UNITED NATIONS (AP) – The United Nations is in the midst of what Secretary-General António Guterres has called an “unprecedented” six-month pullout from Mali on orders from the West African country’s military junta, which has recruited mercenaries from Russia’s Wagner Group to help combat it to help an Islamic uprising.
The UN special envoy for Mali, El-Ghassim Wane, laid out the extent of the operation to the UN Security Council on Monday: All 12,947 UN peacekeepers and police officers must be sent home, their 12 camps and a temporary government base handed over and 1,786 civilian employees were laid off by December 31.
Mali’s UN ambassador Issa Konfourou said the government is cooperating with the UN peacekeeping mission MINUSMA but will not extend the deadline.
The United Nations would also have to ground about 5,500 sea containers of equipment and 4,000 vehicles owned by the United Nations and countries that have provided personnel to MINUSMA, the fourth largest of the 12 United Nations peacekeeping operations, Wane said.
This process has begun but will continue during a “liquidation phase” beginning January 1, 2024 and lasting 18 months, with the UN stationing police in the three centers in the capital, Bamako, Gao and Timbuktu, where the Equipment is located to be collected.
Mali has been in turmoil since a military coup in 2012, after which rebels in the north established an Islamic State two months later.

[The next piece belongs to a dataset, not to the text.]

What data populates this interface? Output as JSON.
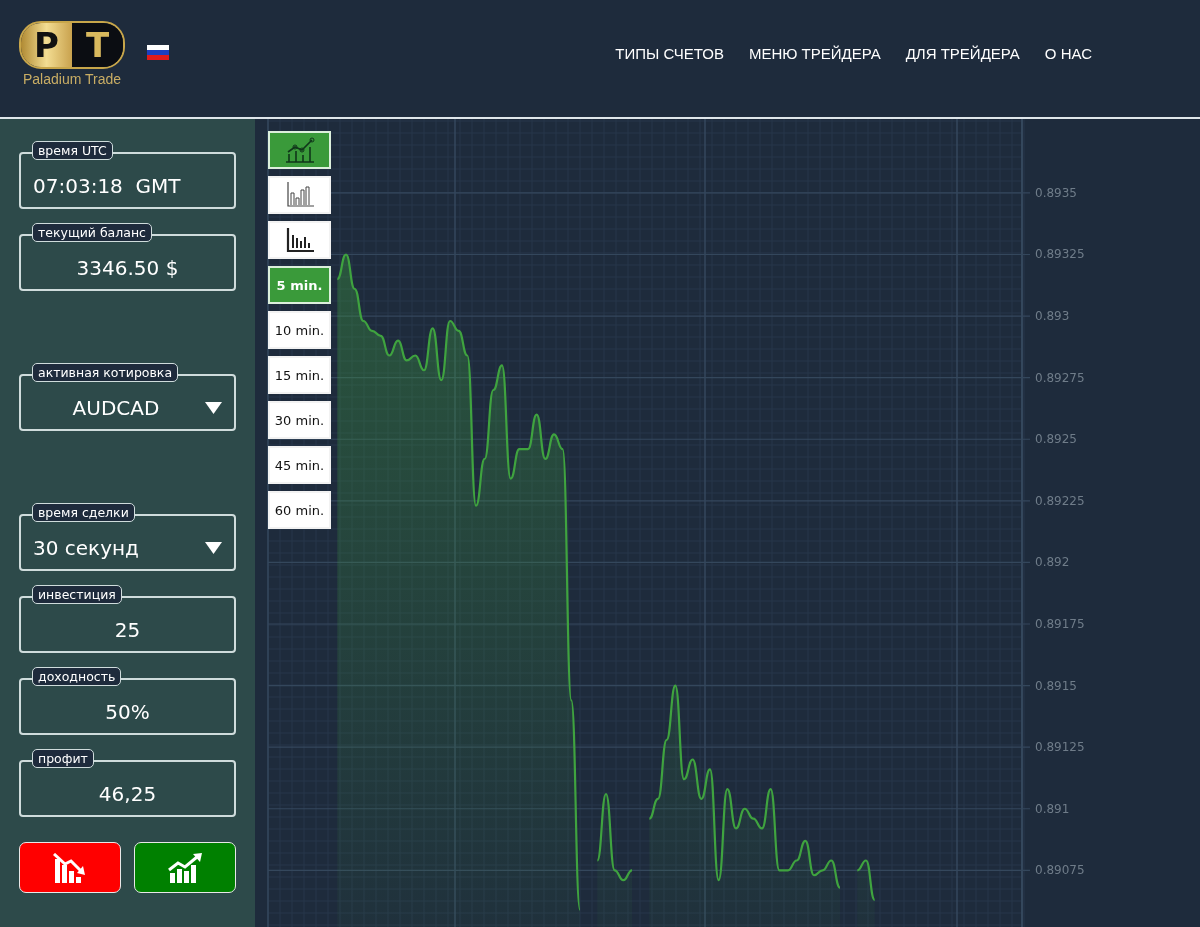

The extremist rebels were ousted from power in the north with the help of a French-led military operation, but moved from the arid north to the more populous center of Mali in 2015 and remain active.
In August 2020, Mali’s president was overthrown in a coup that also involved an army colonel, who carried out a second coup and was sworn in as president in June 2021. He developed links with the Russian military and the Wagner Group, whose leader was reportedly Yevgeny Prigozhin, who died in a plane crash on a flight from Moscow last week.
The UN sent peacekeeping troops in 2013 and MINUSMA has become the most dangerous UN mission in the world with more than 300 employees killed.
In a 13-page letter to Security Council members circulated Monday, Guterres said “the timing, scope and complexity of the mission’s withdrawal are unprecedented.”
He said the “landlocked country’s vast terrain, hostile operational environment in certain regions and its climate make the mission’s withdrawal within a six-month timeframe extremely difficult.”
Guterres said the logistics of moving troops and equipment are being further constrained by the presence of “armed terrorist groups” and the recent military takeover in Niger, a key transit country.
UN experts said in a report last week that Islamic State extremists had nearly doubled the territory they controlled in Mali in less than a year, and that their al-Qaeda-allied rivals also emerged from the standoff and the perceived weakness of the armed forces Groups that have signed capital a 2015 peace deal.
UN Envoy Wane told the Security Council that the first phase of the disengagement focused on closing the smallest and most distant outposts – Menaka, Ber, Goundam and the makeshift base at Ogossagou – which was completed on August 25.
Withdrawal from Ber was two days early because of clashes in the camp and UN convoys leaving the camp were attacked with no casualties.
Konfourou from Mali said that “armed terrorist groups took hostile measures to prevent the Malian security and armed forces from occupying the camp” in Ber.
France’s deputy ambassador to the UN, Nathalie Broadhurst, told the council that the clashes in Ber “involved Wagner mercenaries” and constituted a serious violation of a ceasefire and the 2015 peace accord.
US Ambassador Linda Thomas-Greenfield also expressed concern about the resumption of hostilities in northern Mali, including in Ber.
“Furthermore, MINUSMA’s withdrawal limits the international community’s ability to protect civilians from Wagner’s raids, whose activities contribute to greater insecurity in the country,” she said.
Russia’s Deputy Ambassador to the UN, Dmitry Polyansky, did not mention Wagner but said: “Russia will continue to provide full assistance to Mali and other interested African partners on a bilateral, equal and mutually respectful basis.”
UN Envoy Wane said the second and final phase of the troop withdrawal from September 1 will be “incredibly difficult” as convoys to evacuate troops and equipment will have to travel great distances, including through enemy territory – in the case of the UN Troop withdrawal 563 kilometers Tessalit camp.
Wane stressed that the withdrawal comes as the 2015 peace deal between the government, a pro-government militia and a coalition of groups seeking autonomy in northern Mali has been paralyzed.
“This agreement is the cornerstone of Mali’s long-term stabilization,” he said.